Schedule of Assignments

Writing assignment 1:  due January 25, 2001.  
    Peruse the referenced website, read the observations of Saint Maurice, Primi Visconti  and the Princess Palatine, and then imagine yourself to be living at the court of Louis XIV at Versailles.  Write a letter home to a family member or friend that explains your experiences at the court and your perceptions of the king.  Try to include as many concrete details about court life as you can (these details should have some basis in factual reality), but also feel free to express your emotions.  

Writing assignment 2: due February 8, 2001.  
    In the past several years there has been a national debate over whether the Congress of the United States should formally apologize for slavery.  Read the following articles, which represent both pro and con arguments concerning the apology (Vincent Carroll, Howard Gleckman, Clarence Page, Leonard Pitts) and then write an essay that takes one side or the other.  Your essay should address the larger question of the importance of history in our lives.  Obviously, if history is unimportant to the day to day activities of the typical person, then apologies for past transgressions of whatever kind make little sense.  But if history is an important determinant of the present, then recognizing the "wrongs" of the past can be an important element in establishing a more just and equitable society.  You could believe the latter and still think an apology pointless (actions after all are much more important than words), but your opinion about the importance of history should be apparent from your essay.   You might want to think about the importance of history and of an apology in light of Thomas Jefferson's counsel that "History by apprising the people of the past will enable them to judge of the future."   

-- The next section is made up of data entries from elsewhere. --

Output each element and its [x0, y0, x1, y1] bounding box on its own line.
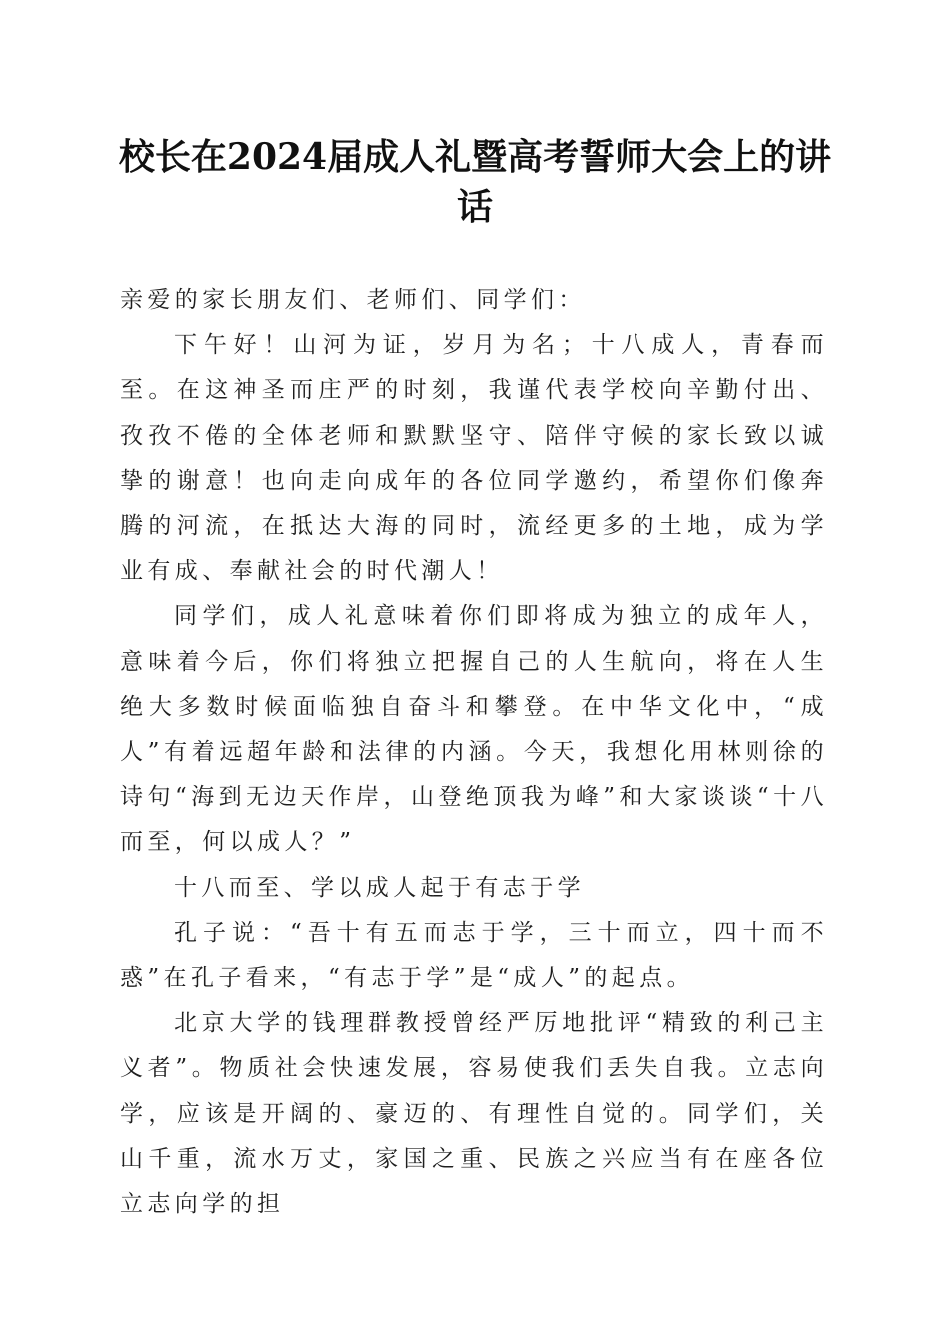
paragraph-coming-of-age: 同学们，成人礼意味着你们即将成为独立的成年人，意味着今后，你们将独立把握自己的人生航向，将在人生绝大多数时候面临独自奋斗和攀登。在中华文化中，“成人”有着远超年龄和法律的内涵。今天，我想化用林则徐的诗句“海到无边天作岸，山登绝顶我为峰”和大家谈谈“十八而至，何以成人？” [120, 603, 828, 856]
salutation: 亲爱的家长朋友们、老师们、同学们： [120, 287, 586, 313]
document-body [120, 278, 828, 1227]
paragraph-greeting: 下午好！山河为证，岁月为名；十八成人，青春而至。在这神圣而庄严的时刻，我谨代表学校向辛勤付出、孜孜不倦的全体老师和默默坚守、陪伴守候的家长致以诚挚的谢意！也向走向成年的各位同学邀约，希望你们像奔腾的河流，在抵达大海的同时，流经更多的土地，成为学业有成、奉献社会的时代潮人！ [120, 332, 828, 585]
document-title: 校长在2024届成人礼暨高考誓师大会上的讲话 [118, 136, 832, 228]
paragraph-qian-liqun: 北京大学的钱理群教授曾经严厉地批评“精致的利己主义者”。物质社会快速发展，容易使我们丢失自我。立志向学，应该是开阔的、豪迈的、有理性自觉的。同学们，关山千重，流水万丈，家国之重、民族之兴应当有在座各位立志向学的担 [120, 1010, 828, 1218]
section-heading: 十八而至、学以成人起于有志于学 [174, 874, 585, 901]
paragraph-confucius: 孔子说：“吾十有五而志于学，三十而立，四十而不惑”在孔子看来，“有志于学”是“成人”的起点。 [120, 919, 828, 992]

Writing assignment 3: due March 1, 2001.    This is a collective assignment in which a group of students will write a two-page position paper on the desirability of the Declaration of the Rights of Man and the Citizen from the perspective of one of the three so-called "estates" at the time of the French Revolution.  Discussion section instructors will assign students to one of four groups representing the 1st Estate (clergy), the 2nd Estate (nobility), the 3rd Estate (bourgeoisie) and the 3rd Estate (peasantry).  In order to get a better sense of what kinds of reforms the various groups were interested in, you may want to read the following "cahiers" which to a limited degree reveal the outlook of each group (1st Estate, 2nd Estate, 3rd Estate).  Each group of students will submit one two-page, typed essay for a collective grade.  How you divide up the work necessary to complete the assignment or meet to discuss what you want to write is the responsibility of the group.  The way in which groups are organized is the responsibility of the discussion section instructor.  

Writing assignment 4: due April 5, 2001.  If the main themes of the Enlightenment were secularism, rationalism, and progress, read the following excerpt from the Communist Manifesto and explain how the ideas of Marx and Engels were outgrowths of the Enlightenment.   Make sure that your essay has an identifiable introduction, thesis, and conclusion.  Take a draft of your essay to the Writing Center and you will receive a higher grade for doing so!

Writing assignment 5: due April 19, 2001.  Review the diagram on page 752 of the textbook regarding modern ideologies.  In a two-page typed essay, explain how any two of the ideologies listed are related to liberalism.

Writing assignment 6: due May 3, 2001.   One of the main debates among scholars concerning the Holocaust is whether or not Hitler and the Nazis intended to commit genocide against the Jews from the beginning of their political power (the Intentionalist view) or whether the Holocaust resulted more from the unplanned consequences of Nazi rule and the of the war itself (the Functionalist view).  Read the minutes from the Wannsee Conference, which many scholars consider the blueprint for the Holocaust, and write an essay that cites specific evidence to support either argument.